Perhaps this is because we are all so surrounded by so many words...and so many of them lack depth and meaning. In addition to the 10,000-20,000 words that the average person expends on their own each day, we are inundated by the words of politicians, newscasts, podcasts, facebook friends, blogs, books, sermons, and advertisements. In the midst of all those words, it is easy to begin to wonder how any of them can stand out, how any of these many words can have any real power. Sometimes it seems like there are just a whole lot of people talking and not very many listening. And what good are words in a world where no one is listening?
All of this makes the words of James 3 seem like a bit of hyperbole. Surely something as simple as words could never be as destructive as the fires raging around Los Angeles right now. Surely James is exagerating to make a point. Stick and stones may break my bones but...

...but our kids learn that saying because they need a defense against the words that they know can indeed hurt so badly. Of course, its not just children who have suffered at the words of others. I think everyone has seen or personally experienced friendships, marriages, careers, reputations, families, or churches that have been ripped apart by nothing more than words. The simple words we use to label whole groups of people perpetuates our biases against them. Even the words we use to describe God, whether in our doctrines or our prayers, play an important role in whether or not others will come to know the God we serve.
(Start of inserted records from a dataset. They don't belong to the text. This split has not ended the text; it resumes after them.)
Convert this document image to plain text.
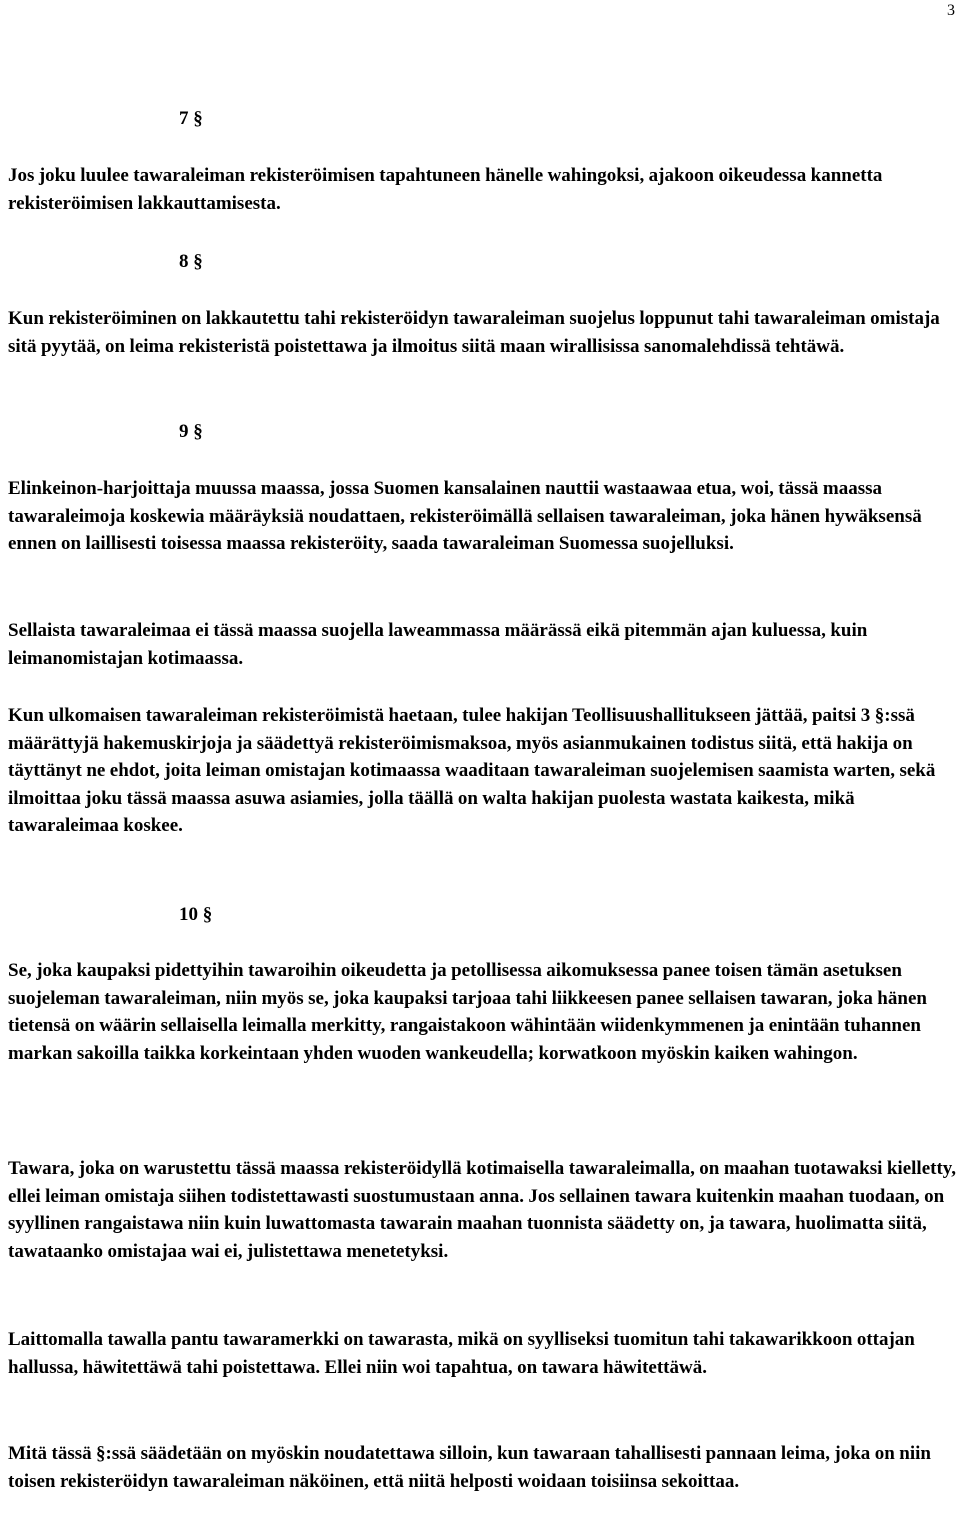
3
7 §

Jos joku luulee tawaraleiman rekisteröimisen tapahtuneen hänelle wahingoksi, ajakoon oikeudessa kannetta rekisteröimisen lakkauttamisesta.

8 §

Kun rekisteröiminen on lakkautettu tahi rekisteröidyn tawaraleiman suojelus loppunut tahi tawaraleiman omistaja sitä pyytää, on leima rekisteristä poistettawa ja ilmoitus siitä maan wirallisissa sanomalehdissä tehtäwä.

9 §

Elinkeinon-harjoittaja muussa maassa, jossa Suomen kansalainen nauttii wastaawaa etua, woi, tässä maassa tawaraleimoja koskewia määräyksiä noudattaen, rekisteröimällä sellaisen tawaraleiman, joka hänen hywäksensä ennen on laillisesti toisessa maassa rekisteröity, saada tawaraleiman Suomessa suojelluksi.

Sellaista tawaraleimaa ei tässä maassa suojella laweammassa määrässä eikä pitemmän ajan kuluessa, kuin leimanomistajan kotimaassa.

Kun ulkomaisen tawaraleiman rekisteröimistä haetaan, tulee hakijan Teollisuushallitukseen jättää, paitsi 3 §:ssä määrättyjä hakemuskirjoja ja säädettyä rekisteröimismaksoa, myös asianmukainen todistus siitä, että hakija on täyttänyt ne ehdot, joita leiman omistajan kotimaassa waaditaan tawaraleiman suojelemisen saamista warten, sekä ilmoittaa joku tässä maassa asuwa asiamies, jolla täällä on walta hakijan puolesta wastata kaikesta, mikä tawaraleimaa koskee.

10 §

Se, joka kaupaksi pidettyihin tawaroihin oikeudetta ja petollisessa aikomuksessa panee toisen tämän asetuksen suojeleman tawaraleiman, niin myös se, joka kaupaksi tarjoaa tahi liikkeesen panee sellaisen tawaran, joka hänen tietensä on wäärin sellaisella leimalla merkitty, rangaistakoon wähintään wiidenkymmenen ja enintään tuhannen markan sakoilla taikka korkeintaan yhden wuoden wankeudella; korwatkoon myöskin kaiken wahingon.

Tawara, joka on warustettu tässä maassa rekisteröidyllä kotimaisella tawaraleimalla, on maahan tuotawaksi kielletty, ellei leiman omistaja siihen todistettawasti suostumustaan anna. Jos sellainen tawara kuitenkin maahan tuodaan, on syyllinen rangaistawa niin kuin luwattomasta tawarain maahan tuonnista säädetty on, ja tawara, huolimatta siitä, tawataanko omistajaa wai ei, julistettawa menetetyksi.

Laittomalla tawalla pantu tawaramerkki on tawarasta, mikä on syylliseksi tuomitun tahi takawarikkoon ottajan hallussa, häwitettäwä tahi poistettawa. Ellei niin woi tapahtua, on tawara häwitettäwä.

Mitä tässä §:ssä säädetään on myöskin noudatettawa silloin, kun tawaraan tahallisesti pannaan leima, joka on niin toisen rekisteröidyn tawaraleiman näköinen, että niitä helposti woidaan toisiinsa sekoittaa.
As inexplicable as it sometimes seems amidst the vast sea of words that floods our world, somehow our words still have power, remarkable power, sometimes the power to give life or to destroy it. As Christians, there have been too many times where we have not chosen our words carefully enough. In our sermons and our prayers, in our evangelism and our prophetic proclamation, even in our conversations with one another, we have too often been wreckless with our speech. As the Church, we must always strive for our words to be a faithful witness to the Word.